利拉鲁肽改善非酒精性脂肪性肝病小鼠肝纤维化的作用及其机制

doi:10.3969/j.issn.1674-8115.2025.04.003

上海交通大学学报（医学版） ›› 2025, Vol. 45 ›› Issue (4): 415-425.doi: 10.3969/j.issn.1674-8115.2025.04.003

利拉鲁肽改善非酒精性脂肪性肝病小鼠肝纤维化的作用及其机制

王仁杰¹, 祝超瑜², 方云云², 肖元元², 王倩倩², 宋雯婧², 魏丽²()

^1.上海海洋大学水产与生命学院，上海 201306
^2.上海交通大学医学院附属第六人民医院内分泌代谢科，上海 200233

收稿日期:2024-10-30 接受日期:2024-12-20 出版日期:2025-04-28 发布日期:2025-04-28
通讯作者: 魏丽，主任医师，博士；电子信箱：18930173636@189.cn。
作者简介:王仁杰（1995—），男，硕士；电子信箱：18166332355@189.cn。
基金资助:
上海市自然科学基金(20ZR1442500)

Effects and mechanisms of liraglutide in ameliorating liver fibrosis in NAFLD mice

WANG Renjie¹, ZHU Chaoyu², FANG Yunyun², XIAO Yuanyuan², WANG Qianqian², SONG Wenjing², WEI Li²()

^1.College of Fisheries and Life Science, Shanghai Ocean University, Shanghai 201306, China
^2.Department of Endocrinology and Metabolism, Shanghai Sixth People′s Hospital, Shanghai Jiao Tong University School of Medicine, Shanghai 200233, China

Received:2024-10-30 Accepted:2024-12-20 Online:2025-04-28 Published:2025-04-28
Contact: WEI Li, E-mail: 18930173636@189.cn.
Supported by:
Natural Science Foundation of Shanghai(20ZR1442500)

摘要/Abstract

摘要：

目的·探讨利拉鲁肽对非酒精性脂肪性肝病（non-alcoholic fatty liver disease，NAFLD）小鼠肝纤维化的作用及其机制。

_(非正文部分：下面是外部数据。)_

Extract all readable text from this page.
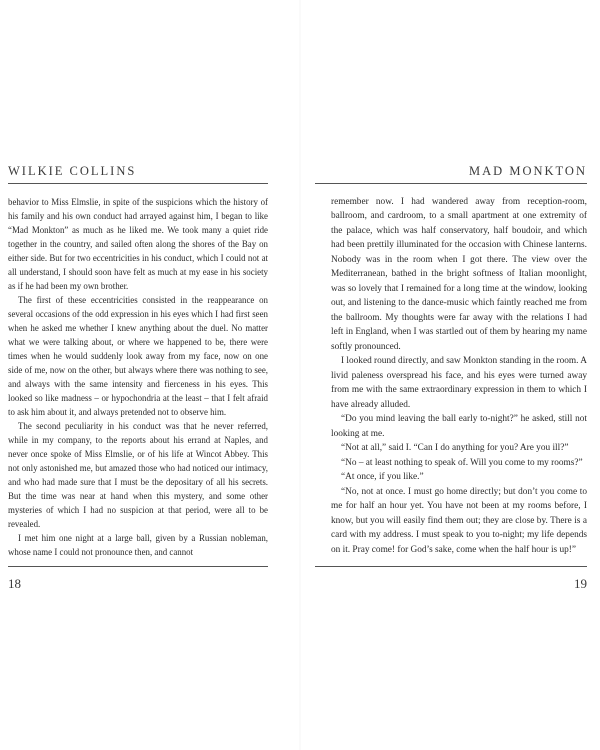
WILKIE COLLINS

behavior to Miss Elmslie, in spite of the suspicions which the history of his family and his own conduct had arrayed against him, I began to like “Mad Monkton” as much as he liked me. We took many a quiet ride together in the country, and sailed often along the shores of the Bay on either side. But for two eccentricities in his conduct, which I could not at all understand, I should soon have felt as much at my ease in his society as if he had been my own brother.

The first of these eccentricities consisted in the reappearance on several occasions of the odd expression in his eyes which I had first seen when he asked me whether I knew anything about the duel. No matter what we were talking about, or where we happened to be, there were times when he would suddenly look away from my face, now on one side of me, now on the other, but always where there was nothing to see, and always with the same intensity and fierceness in his eyes. This looked so like madness – or hypochondria at the least – that I felt afraid to ask him about it, and always pretended not to observe him.

The second peculiarity in his conduct was that he never referred, while in my company, to the reports about his errand at Naples, and never once spoke of Miss Elmslie, or of his life at Wincot Abbey. This not only astonished me, but amazed those who had noticed our intimacy, and who had made sure that I must be the depositary of all his secrets. But the time was near at hand when this mystery, and some other mysteries of which I had no suspicion at that period, were all to be revealed.

I met him one night at a large ball, given by a Russian nobleman, whose name I could not pronounce then, and cannot

18
MAD MONKTON

remember now. I had wandered away from reception-room, ballroom, and cardroom, to a small apartment at one extremity of the palace, which was half conservatory, half boudoir, and which had been prettily illuminated for the occasion with Chinese lanterns. Nobody was in the room when I got there. The view over the Mediterranean, bathed in the bright softness of Italian moonlight, was so lovely that I remained for a long time at the window, looking out, and listening to the dance-music which faintly reached me from the ballroom. My thoughts were far away with the relations I had left in England, when I was startled out of them by hearing my name softly pronounced.

I looked round directly, and saw Monkton standing in the room. A livid paleness overspread his face, and his eyes were turned away from me with the same extraordinary expression in them to which I have already alluded.

“Do you mind leaving the ball early to-night?” he asked, still not looking at me.

“Not at all,” said I. “Can I do anything for you? Are you ill?”

“No – at least nothing to speak of. Will you come to my rooms?”

“At once, if you like.”

“No, not at once. I must go home directly; but don’t you come to me for half an hour yet. You have not been at my rooms before, I know, but you will easily find them out; they are close by. There is a card with my address. I must speak to you to-night; my life depends on it. Pray come! for God’s sake, come when the half hour is up!”

19
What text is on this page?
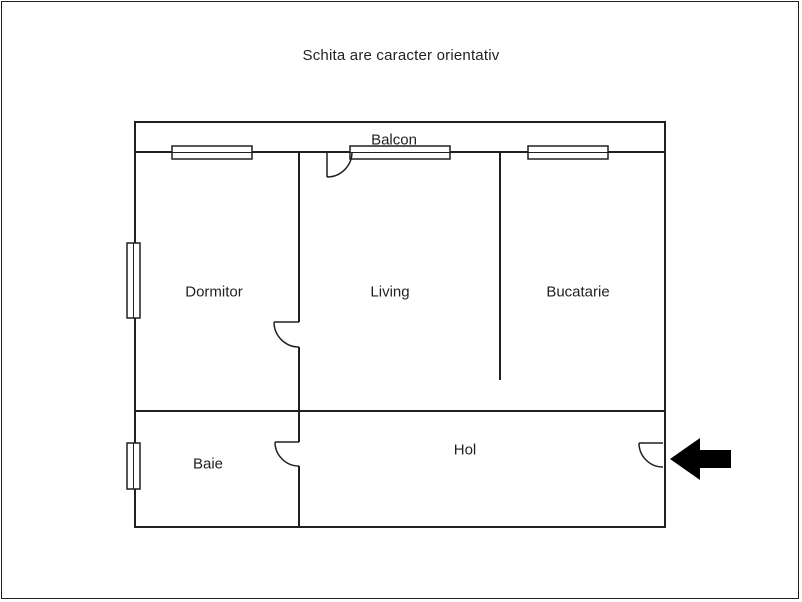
Schita are caracter orientativ
Dormitor	Living	Bucatarie
Balcon
Baie
Hol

方法·将20只8周龄C57BL/6J小鼠随机分为正常饮食组（Chow组）及甲硫氨酸-胆碱缺乏（methionine-choline deficient，MCD）饮食喂养组（MCD组），每组10只。采用MCD饮食诱导构建NAFLD小鼠。将2组小鼠随机分为4个亚组，分别为Chow＋生理盐水组、Chow＋利拉鲁肽组、MCD＋生理盐水组、MCD＋利拉鲁肽组。每日分别腹腔注射利拉鲁肽（400 μg/kg）或同体积生理盐水4周后，行腹腔注射葡萄糖耐量实验（intraperitoneal glucose tolerance test，IPGTT）。测定小鼠血清天冬氨酸转氨酶（aspartate transaminase，AST）、丙氨酸转氨酶（alanine aminotransferase，ALT）、总胆固醇（total cholesterol，TC）、甘油三酯（triglyceride，TAG）、高密度脂蛋白胆固醇（high density lipoprotein cholesterol，HDL-C）、低密度脂蛋白胆固醇（low-density lipoprotein cholesterol，LDL-C）水平。小鼠处死后取其肝组织测定TAG含量，对肝组织行苏木精-伊红（hematoxylin-eosin，HE）染色、油红O染色及马松（Masson）染色观察肝脏病理结构、脂质沉积和纤维化程度。采用实时荧光定量聚合酶链反应（real-time fluorescent quantitative polymerase chain reaction，qPCR）与Western blotting检测肝组织α平滑肌肌动蛋白（α-smooth muscle actin，α-SMA）、纤连蛋白（fibronectin，FN）、Ⅰ型胶原蛋白α（collagen type Ⅰ α，COL1A）、基质金属蛋白酶9（matrix metallo protein 9，MMP9）、金属蛋白酶组织抑制因子1（tissue inhibitor of metal protease 1，TIMP1）和转化生长因子β（transforming growth factor-β，TGF-β）表达水平，检测Sma和Mad相关蛋白3（Sma- and Mad-related protein 3，SMAD3）及磷酸化SMAD3（SMAD3 phosphorylation，pSMAD3）蛋白表达水平。结果·利拉鲁肽干预后，IPGTT显示小鼠血糖在第15、30、60 min时均有所下降，受试者操作特征曲线（receiver operator characteristic curve，ROC曲线）的曲线下面积（area under the curve，AUC）降低（均P<0.05）。血清生化检测结果显示，利拉鲁肽干预后，MCD组小鼠AST与ALT水平降低（均P<0.001），TC、HDL-C水平升高（均P<0.05），TAG、LDL-C无明显变化。HE染色与油红O染色显示，利拉鲁肽干预后，肝细胞脂滴数量明显减少，气球样变性和炎症浸润程度减轻。Masson染色显示，利拉鲁肽干预后，MCD组小鼠肝脏蓝色胶原纤维数量明显减少。qPCR与Western blotting检测显示，MCD组小鼠肝脏α-SMA、FN、COL1A、TIMP1、TGF-β、pSMAD3/SMAD3表达明显上调，MMP9蛋白表达下降；经利拉鲁肽干预后，MCD组小鼠肝脏α-SMA、FN、COL1A、TIMP1、TGF-β、pSMAD3/SMAD3表达明显降低，MMP9表达上升。结论·利拉鲁肽能缓解NAFLD小鼠肝损伤、肝脏脂质沉积及纤维化程度，并通过调控TGF-β/SMAD3通路和纤维化相关蛋白表达改善小鼠肝功能和肝纤维化。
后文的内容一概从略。